Reduced transport of [125I]nerve growth factor by cholinergic neurons and down-regulated TrkA expression in the medial septum of aged rats.

Basal forebrain cholinergic neurons atrophy and degenerate in aging and Alzheimer's disease for unknown reasons. In this study, aged male Sprague-Dawley rats (26-30 months old) showed a significant 31% reduction in the number of septal cholinergic neurons which take up and retrogradely transport 125I-labelled nerve growth factor injected into their target hippocampus, as compared with young adult rats (three to six months old).
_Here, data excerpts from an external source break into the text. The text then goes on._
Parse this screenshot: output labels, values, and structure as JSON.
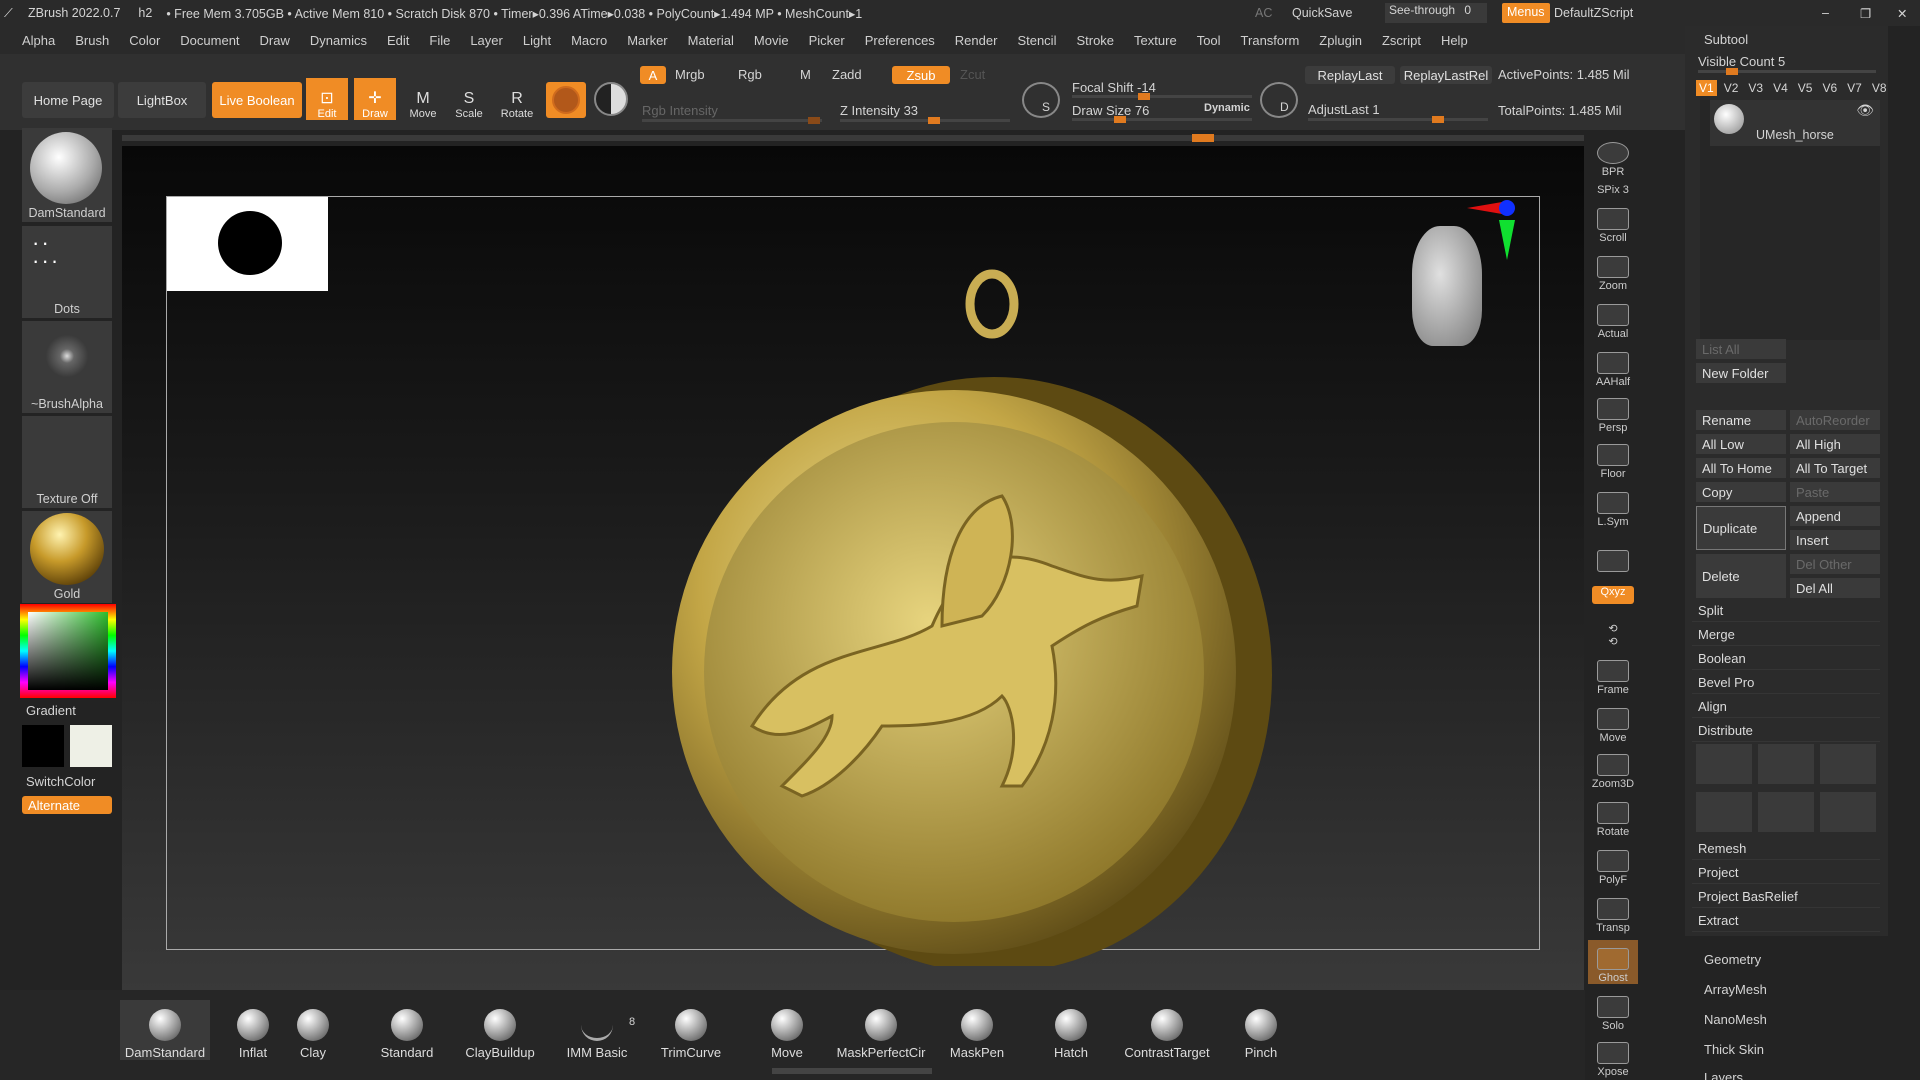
{
  "titlebar": {
    "app": "ZBrush 2022.0.7",
    "doc": "h2",
    "stats": "• Free Mem 3.705GB • Active Mem 810 • Scratch Disk 870 • Timer▸0.396 ATime▸0.038 • PolyCount▸1.494 MP • MeshCount▸1",
    "ac": "AC",
    "quicksave": "QuickSave",
    "seethrough": "See-through",
    "seethrough_val": "0",
    "menus": "Menus",
    "script": "DefaultZScript"
  },
  "menu": [
    "Alpha",
    "Brush",
    "Color",
    "Document",
    "Draw",
    "Dynamics",
    "Edit",
    "File",
    "Layer",
    "Light",
    "Macro",
    "Marker",
    "Material",
    "Movie",
    "Picker",
    "Preferences",
    "Render",
    "Stencil",
    "Stroke",
    "Texture",
    "Tool",
    "Transform",
    "Zplugin",
    "Zscript",
    "Help"
  ],
  "toolbar": {
    "home": "Home Page",
    "lightbox": "LightBox",
    "liveboolean": "Live Boolean",
    "edit": "Edit",
    "draw": "Draw",
    "move": "Move",
    "scale": "Scale",
    "rotate": "Rotate",
    "a": "A",
    "mrgb": "Mrgb",
    "rgb": "Rgb",
    "m": "M",
    "zadd": "Zadd",
    "zsub": "Zsub",
    "zcut": "Zcut",
    "rgb_intensity": "Rgb Intensity",
    "z_intensity": "Z Intensity 33",
    "focal_shift": "Focal Shift -14",
    "draw_size": "Draw Size 76",
    "dynamic": "Dynamic",
    "replaylast": "ReplayLast",
    "replaylastrel": "ReplayLastRel",
    "adjustlast": "AdjustLast 1",
    "activepoints": "ActivePoints: 1.485 Mil",
    "totalpoints": "TotalPoints: 1.485 Mil",
    "s": "S",
    "d": "D"
  },
  "left": {
    "brush": "DamStandard",
    "stroke": "Dots",
    "alpha": "~BrushAlpha",
    "texture": "Texture Off",
    "material": "Gold",
    "gradient": "Gradient",
    "switchcolor": "SwitchColor",
    "alternate": "Alternate"
  },
  "right": [
    "BPR",
    "SPix 3",
    "Scroll",
    "Zoom",
    "Actual",
    "AAHalf",
    "Persp",
    "Floor",
    "L.Sym",
    "",
    "Qxyz",
    "",
    "Frame",
    "Move",
    "Zoom3D",
    "Rotate",
    "PolyF",
    "Transp",
    "Ghost",
    "Solo",
    "Xpose"
  ],
  "panel": {
    "title": "Subtool",
    "visible": "Visible Count 5",
    "versions": [
      "V1",
      "V2",
      "V3",
      "V4",
      "V5",
      "V6",
      "V7",
      "V8"
    ],
    "subtool": "UMesh_horse",
    "listall": "List All",
    "newfolder": "New Folder",
    "rename": "Rename",
    "autoreorder": "AutoReorder",
    "alllow": "All Low",
    "allhigh": "All High",
    "alltohome": "All To Home",
    "alltotarget": "All To Target",
    "copy": "Copy",
    "paste": "Paste",
    "duplicate": "Duplicate",
    "append": "Append",
    "insert": "Insert",
    "delete": "Delete",
    "delother": "Del Other",
    "delall": "Del All",
    "items": [
      "Split",
      "Merge",
      "Boolean",
      "Bevel Pro",
      "Align",
      "Distribute",
      "Remesh",
      "Project",
      "Project BasRelief",
      "Extract"
    ],
    "lower": [
      "Geometry",
      "ArrayMesh",
      "NanoMesh",
      "Thick Skin",
      "Layers"
    ]
  },
  "bottom": [
    "DamStandard",
    "Inflat",
    "Clay",
    "Standard",
    "ClayBuildup",
    "IMM Basic",
    "TrimCurve",
    "Move",
    "MaskPerfectCir",
    "MaskPen",
    "Hatch",
    "ContrastTarget",
    "Pinch"
  ],
  "bottom_badge": "8"
}
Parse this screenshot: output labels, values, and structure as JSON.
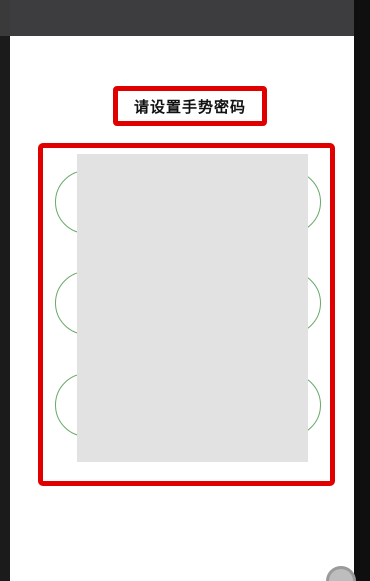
{
  "header": {
    "title": "请设置手势密码"
  },
  "gesture_grid": {
    "rows": 3,
    "cols": 3
  },
  "colors": {
    "highlight_border": "#e00000",
    "circle_stroke": "#6aa96a",
    "overlay": "#e2e2e2"
  }
}
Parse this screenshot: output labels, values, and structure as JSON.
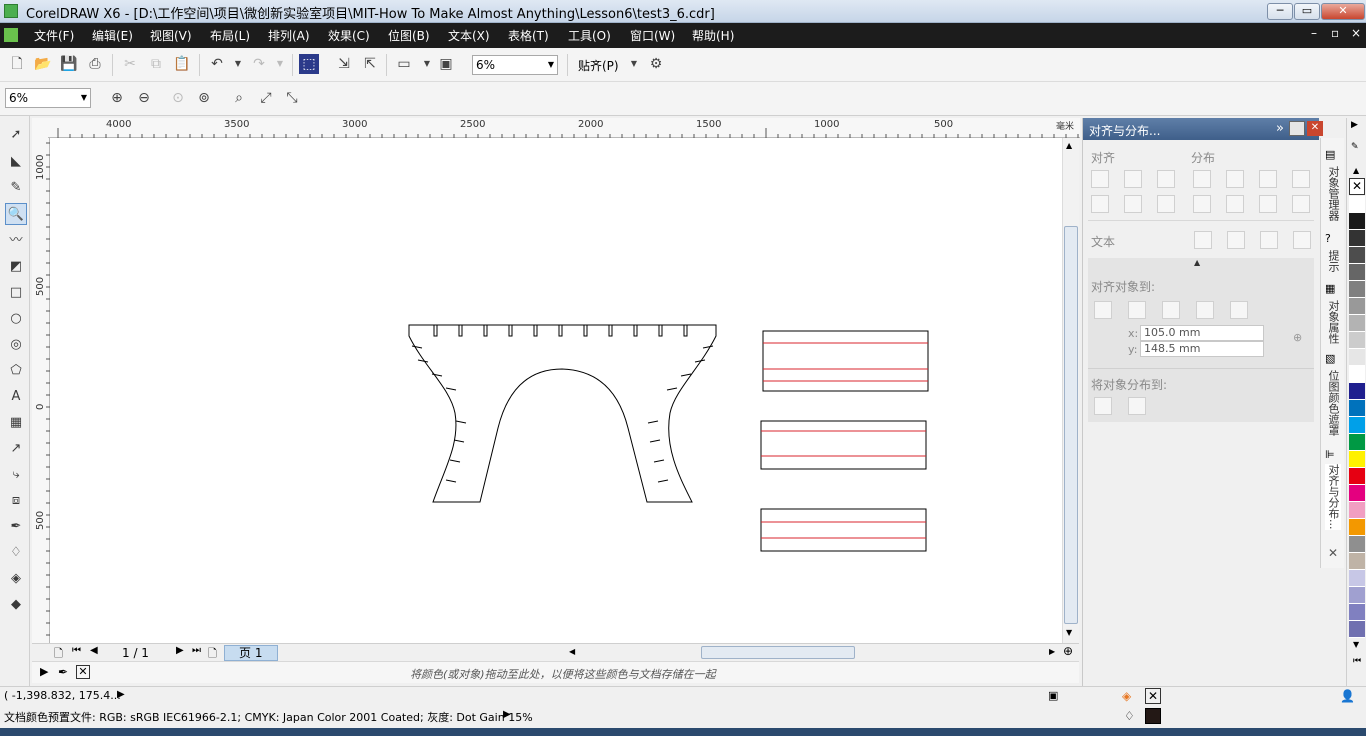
{
  "window": {
    "title": "CorelDRAW X6 - [D:\\工作空间\\项目\\微创新实验室项目\\MIT-How To Make Almost Anything\\Lesson6\\test3_6.cdr]",
    "btn_min": "─",
    "btn_max": "▭",
    "btn_close": "✕"
  },
  "menu": {
    "items": [
      "文件(F)",
      "编辑(E)",
      "视图(V)",
      "布局(L)",
      "排列(A)",
      "效果(C)",
      "位图(B)",
      "文本(X)",
      "表格(T)",
      "工具(O)",
      "窗口(W)",
      "帮助(H)"
    ],
    "mdi_min": "–",
    "mdi_restore": "▫",
    "mdi_close": "×"
  },
  "toolbar": {
    "zoom_value": "6%",
    "snap_label": "贴齐(P)"
  },
  "zoombar": {
    "zoom_value": "6%"
  },
  "ruler": {
    "h_labels": [
      "4000",
      "3500",
      "3000",
      "2500",
      "2000",
      "1500",
      "1000",
      "500"
    ],
    "unit": "毫米",
    "v_labels": [
      "1000",
      "500",
      "0",
      "500"
    ]
  },
  "pagenav": {
    "counter": "1 / 1",
    "page_tab": "页 1"
  },
  "palette_tray": {
    "hint": "将颜色(或对象)拖动至此处，以便将这些颜色与文档存储在一起"
  },
  "docker": {
    "title": "对齐与分布...",
    "expand": "»",
    "section_align": "对齐",
    "section_distribute": "分布",
    "section_text": "文本",
    "align_to": "对齐对象到:",
    "x_label": "x:",
    "x_value": "105.0 mm",
    "y_label": "y:",
    "y_value": "148.5 mm",
    "distribute_to": "将对象分布到:"
  },
  "sidetabs": [
    "对象管理器",
    "提示",
    "对象属性",
    "位图颜色遮罩",
    "对齐与分布..."
  ],
  "palette_colors": [
    "#ffffff",
    "#1a1a1a",
    "#333333",
    "#4d4d4d",
    "#666666",
    "#808080",
    "#999999",
    "#b3b3b3",
    "#cccccc",
    "#e6e6e6",
    "#ffffff",
    "#1f1f8f",
    "#0072bc",
    "#00a0e9",
    "#009944",
    "#fff100",
    "#e60012",
    "#e4007f",
    "#f19ec2",
    "#f39800",
    "#8f8f8f",
    "#bfb3a6",
    "#c7c7e6",
    "#a0a0d0",
    "#8080c0",
    "#7070b0"
  ],
  "status": {
    "coords": "( -1,398.832, 175.4... ",
    "color_profile": "文档颜色预置文件: RGB: sRGB IEC61966-2.1; CMYK: Japan Color 2001 Coated; 灰度: Dot Gain 15% "
  }
}
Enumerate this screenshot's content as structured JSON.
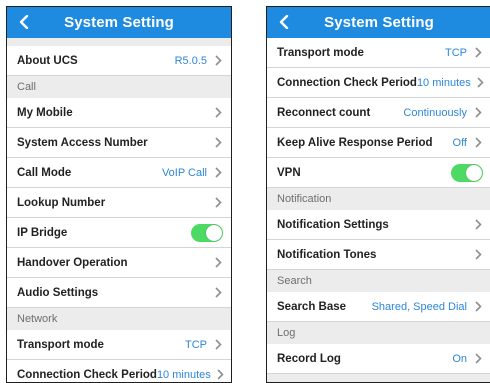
{
  "left": {
    "title": "System Setting",
    "about": {
      "label": "About UCS",
      "value": "R5.0.5"
    },
    "call_section": "Call",
    "my_mobile": "My Mobile",
    "system_access_number": "System Access Number",
    "call_mode": {
      "label": "Call Mode",
      "value": "VoIP Call"
    },
    "lookup_number": "Lookup Number",
    "ip_bridge": {
      "label": "IP Bridge",
      "on": true
    },
    "handover_operation": "Handover Operation",
    "audio_settings": "Audio Settings",
    "network_section": "Network",
    "transport_mode": {
      "label": "Transport mode",
      "value": "TCP"
    },
    "connection_check_period": {
      "label": "Connection Check Period",
      "value": "10 minutes"
    }
  },
  "right": {
    "title": "System Setting",
    "transport_mode": {
      "label": "Transport mode",
      "value": "TCP"
    },
    "connection_check_period": {
      "label": "Connection Check Period",
      "value": "10 minutes"
    },
    "reconnect_count": {
      "label": "Reconnect count",
      "value": "Continuously"
    },
    "keep_alive": {
      "label": "Keep Alive Response Period",
      "value": "Off"
    },
    "vpn": {
      "label": "VPN",
      "on": true
    },
    "notification_section": "Notification",
    "notification_settings": "Notification Settings",
    "notification_tones": "Notification Tones",
    "search_section": "Search",
    "search_base": {
      "label": "Search Base",
      "value": "Shared, Speed Dial"
    },
    "log_section": "Log",
    "record_log": {
      "label": "Record Log",
      "value": "On"
    }
  },
  "colors": {
    "header": "#1e8be0",
    "value": "#2f86d6",
    "toggle_on": "#4cd964",
    "section_bg": "#ececec"
  },
  "icons": {
    "back": "chevron-left-icon",
    "row_arrow": "chevron-right-icon"
  }
}
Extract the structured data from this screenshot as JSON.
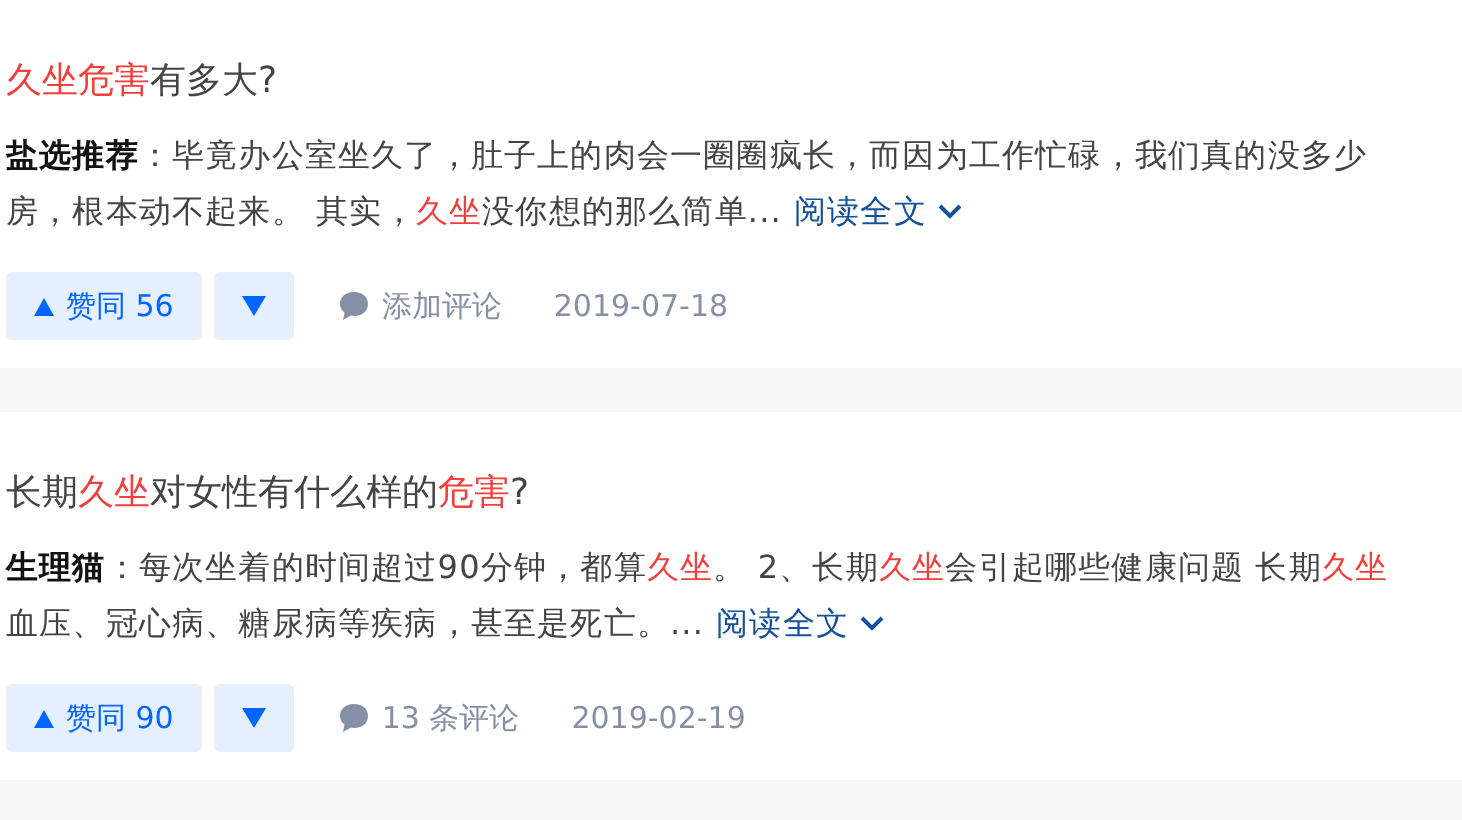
{
  "results": [
    {
      "title": [
        {
          "text": "久坐危害",
          "kind": "highlight"
        },
        {
          "text": "有多大?",
          "kind": "plain"
        }
      ],
      "excerpt_lines": [
        [
          {
            "text": "盐选推荐",
            "kind": "author"
          },
          {
            "text": "：毕竟办公室坐久了，肚子上的肉会一圈圈疯长，而因为工作忙碌，我们真的没多少",
            "kind": "plain"
          }
        ],
        [
          {
            "text": "房，根本动不起来。 其实，",
            "kind": "plain"
          },
          {
            "text": "久坐",
            "kind": "highlight"
          },
          {
            "text": "没你想的那么简单...",
            "kind": "plain"
          }
        ]
      ],
      "read_more": "阅读全文",
      "vote_up": "赞同 56",
      "comment": "添加评论",
      "date": "2019-07-18"
    },
    {
      "title": [
        {
          "text": "长期",
          "kind": "plain"
        },
        {
          "text": "久坐",
          "kind": "highlight"
        },
        {
          "text": "对女性有什么样的",
          "kind": "plain"
        },
        {
          "text": "危害",
          "kind": "highlight"
        },
        {
          "text": "?",
          "kind": "plain"
        }
      ],
      "excerpt_lines": [
        [
          {
            "text": "生理猫",
            "kind": "author"
          },
          {
            "text": "：每次坐着的时间超过90分钟，都算",
            "kind": "plain"
          },
          {
            "text": "久坐",
            "kind": "highlight"
          },
          {
            "text": "。 2、长期",
            "kind": "plain"
          },
          {
            "text": "久坐",
            "kind": "highlight"
          },
          {
            "text": "会引起哪些健康问题 长期",
            "kind": "plain"
          },
          {
            "text": "久坐",
            "kind": "highlight"
          }
        ],
        [
          {
            "text": "血压、冠心病、糖尿病等疾病，甚至是死亡。...",
            "kind": "plain"
          }
        ]
      ],
      "read_more": "阅读全文",
      "vote_up": "赞同 90",
      "comment": "13 条评论",
      "date": "2019-02-19"
    }
  ]
}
In aged rats, cholinergic neurons not transporting nerve growth factor were severely atrophied and had a significant 60% reduction in mean cross-sectional area as compared with [125I]nerve growth factor transporting neurons. These changes were accompanied by a significant 43% decline in relative levels of messenger RNA encoding the high affinity nerve growth factor receptor TrkA, in the septal region of aged rats. There was no difference between young and aged rats in messenger RNA levels encoding the low affinity nerve growth factor receptor, p75NGFR. These findings suggest that aged basal forebrain cholinergic neurons exhibit a reduced capacity to sustain receptor mediated uptake and retrograde transport of target-derived neurotrophin. This reduced capacity is associated with severe neuronal atrophy and may contribute to the pronounced vulnerability of these neurons to degeneration in aging and Alzheimer's disease.